Although the CAB is easy to find I expect that you will end up having to attend at immigration. You may as well go there to get your appointment in the first place. It is on the same road as the CAB:

Eletheriou Avenue

Pete


----------



## Baywatch (Mar 30, 2014)

PeteandSylv said:


> No, no, and no.
> 
> Although the CAB is easy to find I expect that you will end up having to attend at immigration. You may as well go there to get your appointment in the first place. It is on the same road as the CAB:
> 
> ...


You will not get much help with your residency there. They are good at everything else. You need to go to the immigration as Pete say. There you will get a list of documents you need for your so called interview.
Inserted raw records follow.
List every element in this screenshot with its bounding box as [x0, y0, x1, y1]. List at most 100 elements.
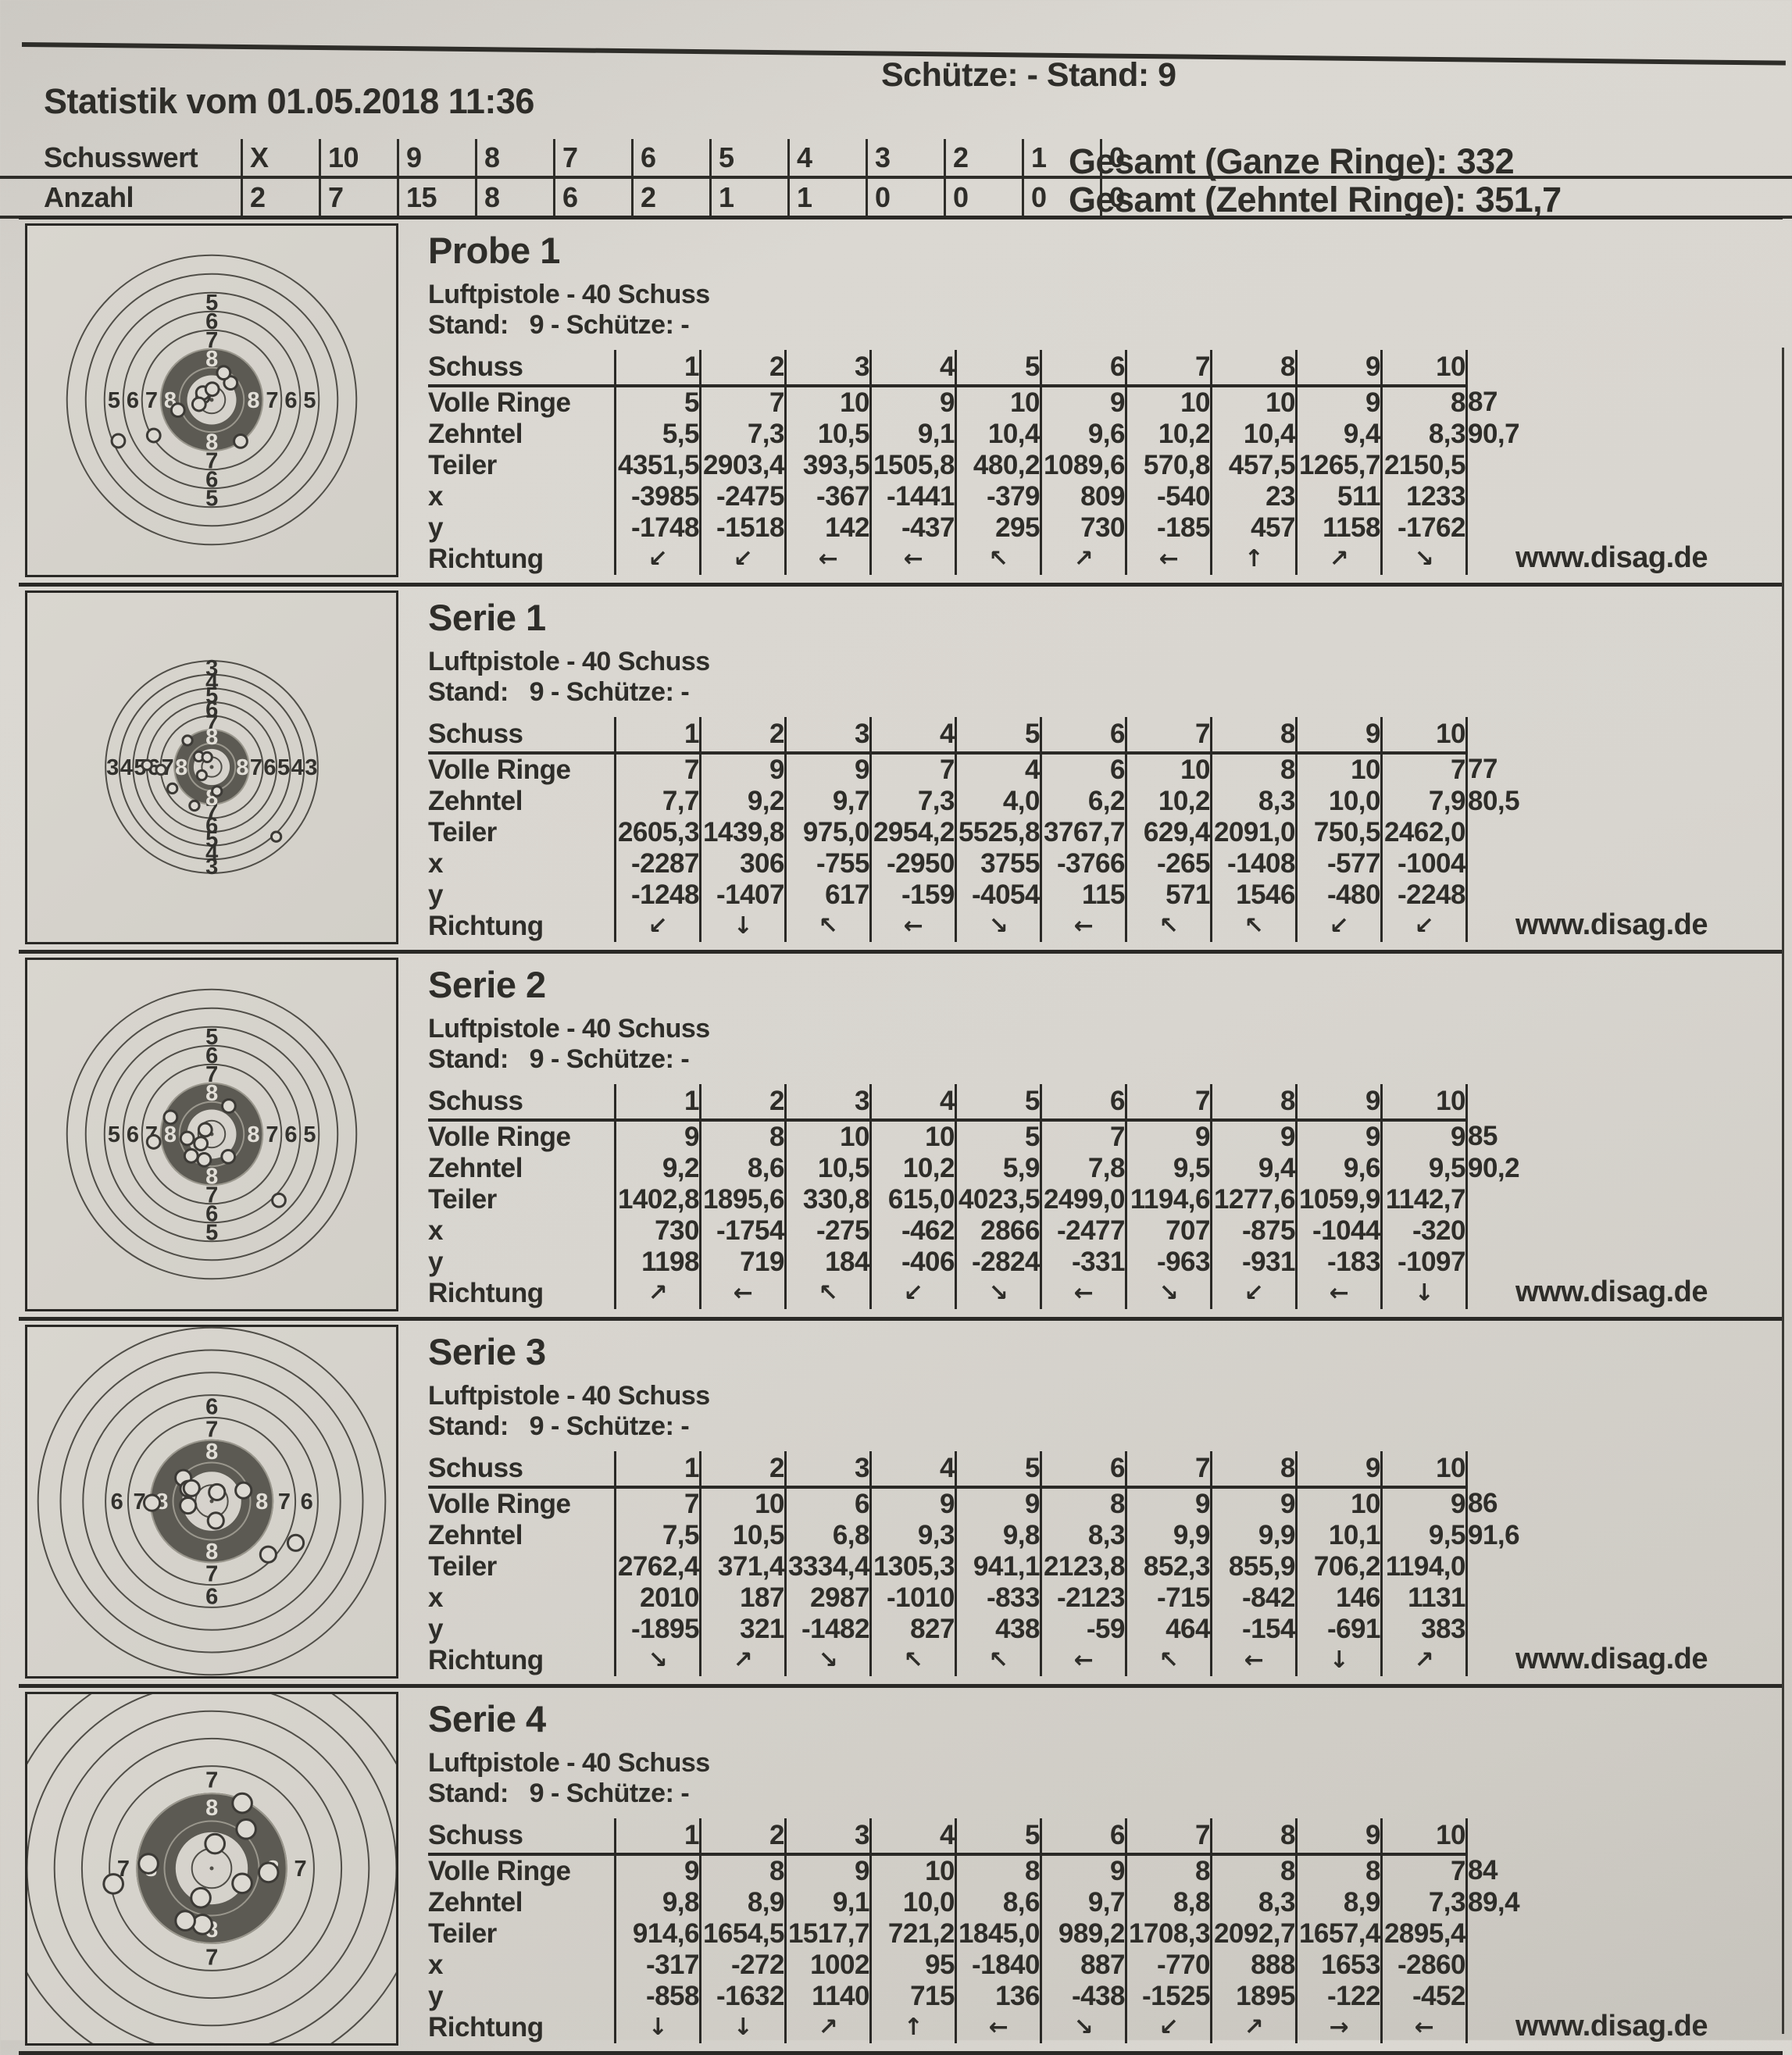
ring-label-5: 5 — [205, 1025, 218, 1050]
value-cell: 9 — [1126, 1120, 1212, 1153]
value-cell: 3767,7 — [1041, 817, 1127, 848]
value-cell: 1439,8 — [700, 817, 787, 848]
summary-cell: 2 — [631, 179, 709, 216]
value-cell: 383 — [1381, 1614, 1468, 1645]
value-cell: 10,4 — [955, 419, 1042, 450]
row-label: y — [428, 512, 616, 544]
value-cell: 852,3 — [1126, 1551, 1212, 1582]
value-cell: 6 — [1041, 1451, 1127, 1489]
value-cell: 7 — [1126, 717, 1212, 755]
value-cell: -1407 — [700, 879, 787, 911]
ring-circle-3 — [66, 254, 358, 546]
value-cell: 9 — [700, 753, 787, 786]
direction-arrow: ↗ — [1041, 544, 1127, 575]
section-title: Serie 4 — [428, 1698, 546, 1739]
table-row: Schuss 1 2 3 4 5 6 7 8 9 10 — [428, 717, 1578, 755]
value-cell: 7,3 — [1381, 1887, 1468, 1918]
sum-cell — [1467, 717, 1578, 753]
direction-arrow: ↑ — [1211, 544, 1298, 575]
value-cell: 10 — [785, 386, 872, 419]
ring-label-6: 6 — [205, 1585, 218, 1610]
direction-arrow: ↘ — [1126, 1278, 1212, 1309]
value-cell: 8,3 — [1381, 419, 1468, 450]
value-cell: 9,1 — [870, 419, 957, 450]
shot-hole — [220, 1148, 237, 1165]
table-row: x 2010 187 2987 -1010 -833 -2123 -715 -842 146 113… — [428, 1582, 1577, 1614]
value-cell: 7 — [1126, 1451, 1212, 1489]
value-cell: 5,9 — [955, 1153, 1042, 1184]
sum-cell — [1467, 1582, 1578, 1614]
ring-circle-5 — [103, 291, 320, 508]
row-label: Teiler — [428, 450, 616, 481]
ring-label-8: 8 — [205, 1440, 218, 1465]
value-cell: -3985 — [615, 481, 701, 512]
value-cell: 457 — [1211, 512, 1298, 544]
section-subtitle2: Stand: 9 - Schütze: - — [428, 1411, 690, 1441]
table-row: y -858 -1632 1140 715 136 -438 -1525 1895 -122 -45… — [428, 1981, 1577, 2012]
value-cell: 1895,6 — [700, 1184, 787, 1215]
ring-label-8: 8 — [255, 1490, 268, 1514]
value-cell: 9 — [615, 1120, 701, 1153]
value-cell: 10 — [1381, 717, 1468, 755]
value-cell: 95 — [870, 1950, 957, 1981]
table-row: Zehntel 5,5 7,3 10,5 9,1 10,4 9,6 10,2 10,4 9,4 8,… — [428, 419, 1577, 450]
shot-hole — [286, 1533, 305, 1552]
sum-cell — [1467, 817, 1578, 848]
ring-label-8: 8 — [164, 1122, 177, 1147]
sum-cell — [1467, 512, 1578, 544]
value-cell: 9,8 — [615, 1887, 701, 1918]
sum-cell — [1467, 1981, 1578, 2012]
value-cell: 9 — [615, 1854, 701, 1887]
value-cell: -755 — [785, 848, 872, 879]
direction-arrow: ↗ — [785, 2012, 872, 2043]
value-cell: 8,3 — [1041, 1520, 1127, 1551]
value-cell: 10,5 — [700, 1520, 787, 1551]
value-cell: 2987 — [785, 1582, 872, 1614]
value-cell: 4 — [870, 1084, 957, 1122]
shot-hole — [182, 1479, 201, 1497]
shot-hole — [259, 1545, 277, 1564]
summary-cell: 0 — [1100, 179, 1178, 216]
row-label: Volle Ringe — [428, 1487, 616, 1520]
website-link: www.disag.de — [1515, 1643, 1708, 1675]
value-cell: 750,5 — [1296, 817, 1383, 848]
row-label: x — [428, 1215, 616, 1247]
shot-hole — [190, 1886, 212, 1909]
shot-hole — [271, 1192, 287, 1208]
value-cell: 941,1 — [955, 1551, 1042, 1582]
value-cell: 5 — [955, 1451, 1042, 1489]
direction-arrow: ↓ — [700, 2012, 787, 2043]
ring-circle-7 — [141, 1063, 283, 1205]
value-cell: 1194,6 — [1126, 1184, 1212, 1215]
ring-circle-5 — [82, 1372, 341, 1631]
direction-arrow: ↙ — [1296, 911, 1383, 942]
section-subtitle1: Luftpistole - 40 Schuss — [428, 1381, 710, 1411]
value-cell: 10 — [1381, 1451, 1468, 1489]
ring-circle-7 — [127, 1416, 297, 1586]
target-black-zone — [173, 729, 250, 805]
section-subtitle1: Luftpistole - 40 Schuss — [428, 647, 710, 676]
shot-hole — [145, 1134, 162, 1150]
ring-label-7: 7 — [266, 1122, 278, 1147]
value-cell: 7,9 — [1381, 786, 1468, 817]
value-cell: 10,4 — [1211, 419, 1298, 450]
ring-circle-6 — [122, 310, 302, 490]
value-cell: 6 — [785, 1487, 872, 1520]
value-cell: 8 — [1381, 386, 1468, 419]
value-cell: -1748 — [615, 512, 701, 544]
value-cell: -1632 — [700, 1981, 787, 2012]
summary-row2-label: Anzahl — [44, 180, 134, 213]
table-row: Schuss 1 2 3 4 5 6 7 8 9 10 — [428, 1818, 1577, 1856]
value-cell: 8 — [1211, 1818, 1298, 1856]
value-cell: 9,8 — [955, 1520, 1042, 1551]
value-cell: 2 — [700, 717, 787, 755]
value-cell: 5 — [955, 1818, 1042, 1856]
shot-hole — [195, 769, 208, 782]
shots-table: Schuss 1 2 3 4 5 6 7 8 9 10 Volle Ringe 7 10 6 9 9 8 9 9 10 9… — [428, 1451, 1577, 1676]
value-cell: 9,2 — [615, 1153, 701, 1184]
value-cell: 1546 — [1211, 879, 1298, 911]
value-cell: 1 — [615, 717, 701, 755]
value-cell: 730 — [1041, 512, 1127, 544]
summary-cell: 0 — [944, 179, 1022, 216]
value-cell: -2950 — [870, 848, 957, 879]
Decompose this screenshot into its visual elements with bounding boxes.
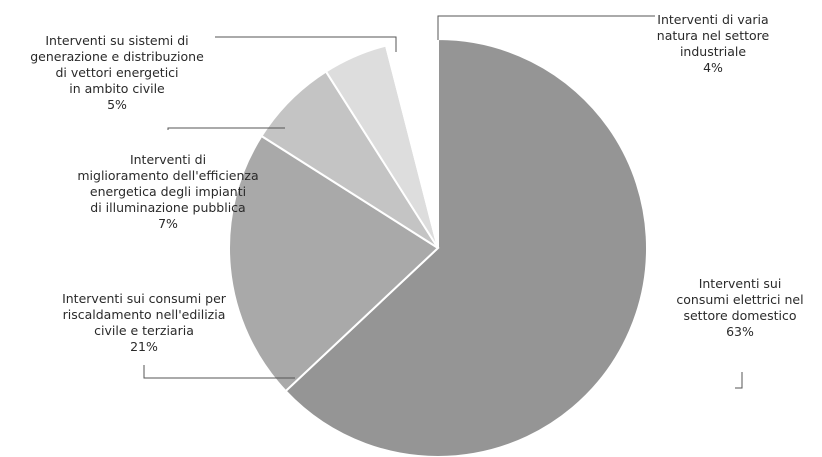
slice-label-line: civile e terziaria [94,323,194,338]
leader-line-industrial [437,15,655,40]
slice-label-industrial: Interventi di varia natura nel settore ind… [657,12,770,75]
pie-slices [228,37,648,457]
slice-label-line: in ambito civile [69,81,165,96]
leader-line-domestic [735,372,743,389]
slice-label-line: di vettori energetici [55,65,178,80]
slice-label-line: industriale [680,44,746,59]
slice-value-industrial: 4% [703,60,723,75]
leader-lines [143,15,743,389]
slice-labels: Interventi sui consumi elettrici nel setto… [30,12,803,354]
slice-value-civil-systems: 5% [107,97,127,112]
slice-label-line: settore domestico [683,308,796,323]
slice-label-line: consumi elettrici nel [676,292,803,307]
slice-label-line: generazione e distribuzione [30,49,204,64]
slice-value-domestic: 63% [726,324,754,339]
slice-label-line: riscaldamento nell'edilizia [63,307,226,322]
leader-line-lighting [167,127,285,130]
slice-label-line: Interventi sui consumi per [62,291,227,306]
slice-label-line: miglioramento dell'efficienza [77,168,258,183]
slice-label-domestic: Interventi sui consumi elettrici nel setto… [676,276,803,339]
slice-label-line: di illuminazione pubblica [90,200,245,215]
slice-label-line: Interventi sui [699,276,782,291]
slice-value-lighting: 7% [158,216,178,231]
slice-label-civil-systems: Interventi su sistemi di generazione e di… [30,33,204,112]
slice-label-line: Interventi di [130,152,206,167]
slice-label-line: energetica degli impianti [90,184,246,199]
leader-line-heating [143,365,295,379]
slice-label-heating: Interventi sui consumi per riscaldamento … [62,291,227,354]
slice-label-line: natura nel settore [657,28,770,43]
leader-line-civil-systems [215,36,397,52]
slice-label-lighting: Interventi di miglioramento dell'efficien… [77,152,258,231]
slice-value-heating: 21% [130,339,158,354]
slice-label-line: Interventi su sistemi di [45,33,188,48]
slice-label-line: Interventi di varia [657,12,768,27]
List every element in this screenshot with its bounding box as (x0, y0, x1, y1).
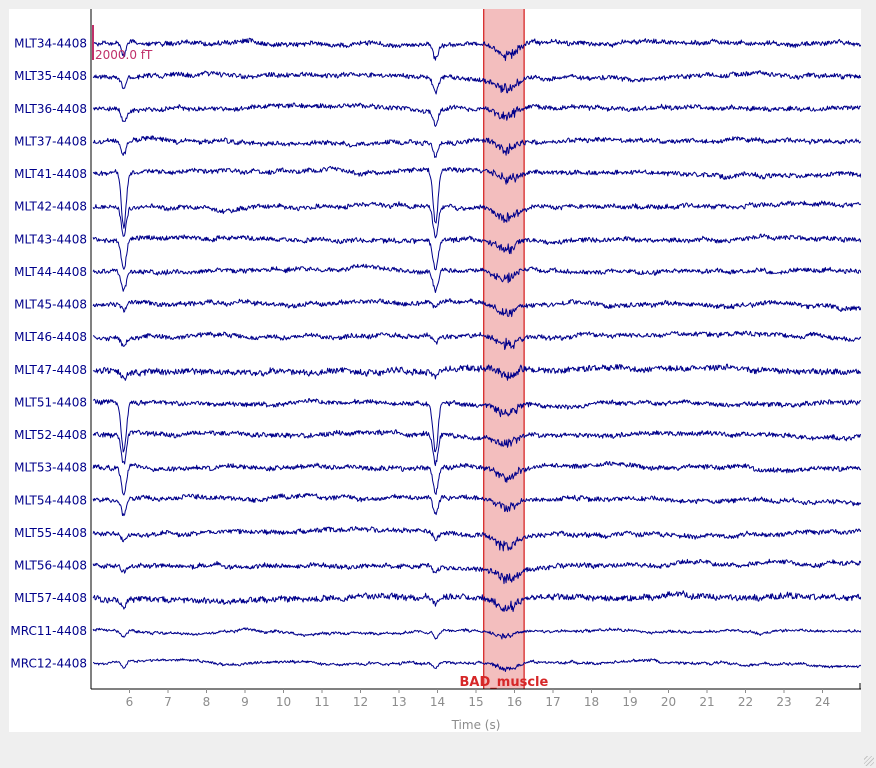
x-tick-label: 11 (314, 695, 329, 709)
x-tick-label: 8 (203, 695, 211, 709)
trace-mlt45-4408[interactable] (92, 298, 861, 318)
trace-mlt54-4408[interactable] (92, 493, 861, 517)
x-tick-label: 13 (391, 695, 406, 709)
meg-traces-plot[interactable]: BAD_muscle 6 7 8 9 10 11 12 13 14 15 16 17 18 19 20 21 2… (9, 9, 861, 732)
scale-bar-label: 2000.0 fT (95, 48, 153, 62)
annotation-label: BAD_muscle (460, 675, 549, 690)
x-axis-title: Time (s) (451, 718, 501, 732)
channel-label-mlt47-4408[interactable]: MLT47-4408 (14, 363, 87, 377)
channel-label-mlt56-4408[interactable]: MLT56-4408 (14, 559, 87, 573)
channel-label-mlt53-4408[interactable]: MLT53-4408 (14, 461, 87, 475)
x-tick-label: 17 (545, 695, 560, 709)
channel-label-mlt57-4408[interactable]: MLT57-4408 (14, 591, 87, 605)
channel-label-mrc12-4408[interactable]: MRC12-4408 (10, 656, 87, 670)
x-tick-label: 20 (661, 695, 676, 709)
channel-label-mlt36-4408[interactable]: MLT36-4408 (14, 102, 87, 116)
channel-label-mlt55-4408[interactable]: MLT55-4408 (14, 526, 87, 540)
channel-label-mrc11-4408[interactable]: MRC11-4408 (10, 624, 87, 638)
trace-mlt46-4408[interactable] (92, 330, 861, 350)
channel-label-mlt54-4408[interactable]: MLT54-4408 (14, 493, 87, 507)
trace-mlt53-4408[interactable] (92, 461, 861, 496)
channel-label-mlt43-4408[interactable]: MLT43-4408 (14, 232, 87, 246)
trace-mlt42-4408[interactable] (92, 200, 861, 239)
x-tick-label: 21 (699, 695, 714, 709)
x-tick-label: 16 (507, 695, 522, 709)
trace-mlt52-4408[interactable] (92, 429, 861, 467)
channel-label-mlt41-4408[interactable]: MLT41-4408 (14, 167, 87, 181)
trace-mlt57-4408[interactable] (92, 590, 861, 612)
x-tick-label: 19 (622, 695, 637, 709)
trace-mlt37-4408[interactable] (92, 135, 861, 158)
trace-mlt43-4408[interactable] (92, 233, 861, 271)
channel-label-mlt44-4408[interactable]: MLT44-4408 (14, 265, 87, 279)
trace-mlt55-4408[interactable] (92, 526, 861, 552)
channel-label-mlt52-4408[interactable]: MLT52-4408 (14, 428, 87, 442)
meg-raw-browser-figure: BAD_muscle 6 7 8 9 10 11 12 13 14 15 16 17 18 19 20 21 2… (9, 9, 861, 732)
trace-mrc11-4408[interactable] (92, 627, 861, 640)
channel-label-mlt35-4408[interactable]: MLT35-4408 (14, 69, 87, 83)
trace-mlt36-4408[interactable] (92, 102, 861, 127)
trace-mlt34-4408[interactable] (92, 37, 861, 62)
trace-mrc12-4408[interactable] (93, 658, 861, 672)
x-tick-label: 14 (430, 695, 445, 709)
channel-label-mlt42-4408[interactable]: MLT42-4408 (14, 200, 87, 214)
channel-label-mlt45-4408[interactable]: MLT45-4408 (14, 298, 87, 312)
trace-mlt44-4408[interactable] (92, 263, 861, 293)
x-tick-label: 22 (738, 695, 753, 709)
channel-label-mlt34-4408[interactable]: MLT34-4408 (14, 37, 87, 51)
channel-label-mlt37-4408[interactable]: MLT37-4408 (14, 134, 87, 148)
x-tick-label: 15 (468, 695, 483, 709)
x-tick-label: 10 (276, 695, 291, 709)
x-tick-label: 6 (126, 695, 134, 709)
x-tick-label: 9 (241, 695, 249, 709)
x-tick-label: 12 (353, 695, 368, 709)
channel-label-mlt46-4408[interactable]: MLT46-4408 (14, 330, 87, 344)
x-tick-label: 7 (164, 695, 172, 709)
resize-grip-icon[interactable] (864, 756, 874, 766)
trace-mlt51-4408[interactable] (93, 398, 861, 453)
x-tick-label: 18 (584, 695, 599, 709)
trace-mlt47-4408[interactable] (92, 363, 861, 381)
trace-mlt56-4408[interactable] (92, 558, 861, 585)
x-tick-label: 23 (776, 695, 791, 709)
x-tick-label: 24 (815, 695, 830, 709)
trace-mlt41-4408[interactable] (92, 165, 861, 229)
trace-mlt35-4408[interactable] (92, 70, 861, 95)
channel-label-mlt51-4408[interactable]: MLT51-4408 (14, 395, 87, 409)
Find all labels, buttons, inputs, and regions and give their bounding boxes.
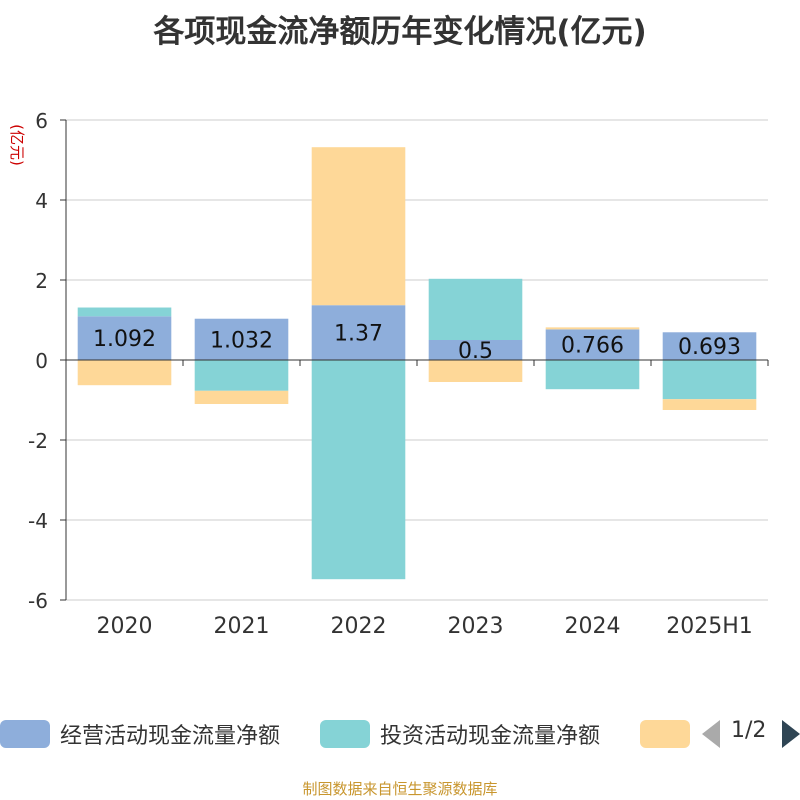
source-note: 制图数据来自恒生聚源数据库	[302, 780, 498, 798]
bars	[77, 147, 757, 580]
bar-series1-2023	[428, 278, 523, 340]
bar-series1-2020	[77, 307, 172, 317]
bar-series0-2022	[311, 305, 406, 360]
legend: 经营活动现金流量净额 投资活动现金流量净额	[0, 716, 800, 752]
legend-page-indicator: 1/2	[731, 718, 767, 743]
legend-item-operating[interactable]: 经营活动现金流量净额	[0, 716, 280, 752]
bar-series0-2025H1	[662, 332, 757, 360]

As I assume you will work as self employed you will have to fix that before you go also. If you need help, just call me, I have done exactly what you have to do now. You have my phone number


----------



## zach21uk (Jun 26, 2014)

Sure, I'll give you a call but probably next week or the week after. I want to get moved into the house and then spend a week working to earn the money to cover what all of this has cost thus far! Then I'll start dealing with the immigration stuff. Hopefully its not going to be too hard.


----------



## Baywatch (Mar 30, 2014)

zach21uk said:


> Sure, I'll give you a call but probably next week or the week after. I want to get moved into the house and then spend a week working to earn the money to cover what all of this has cost thus far! Then I'll start dealing with the immigration stuff. Hopefully its not going to be too hard.


I am sure that it will go smooth. And you have 90 days to go on. 

Enjoy and welcome


----------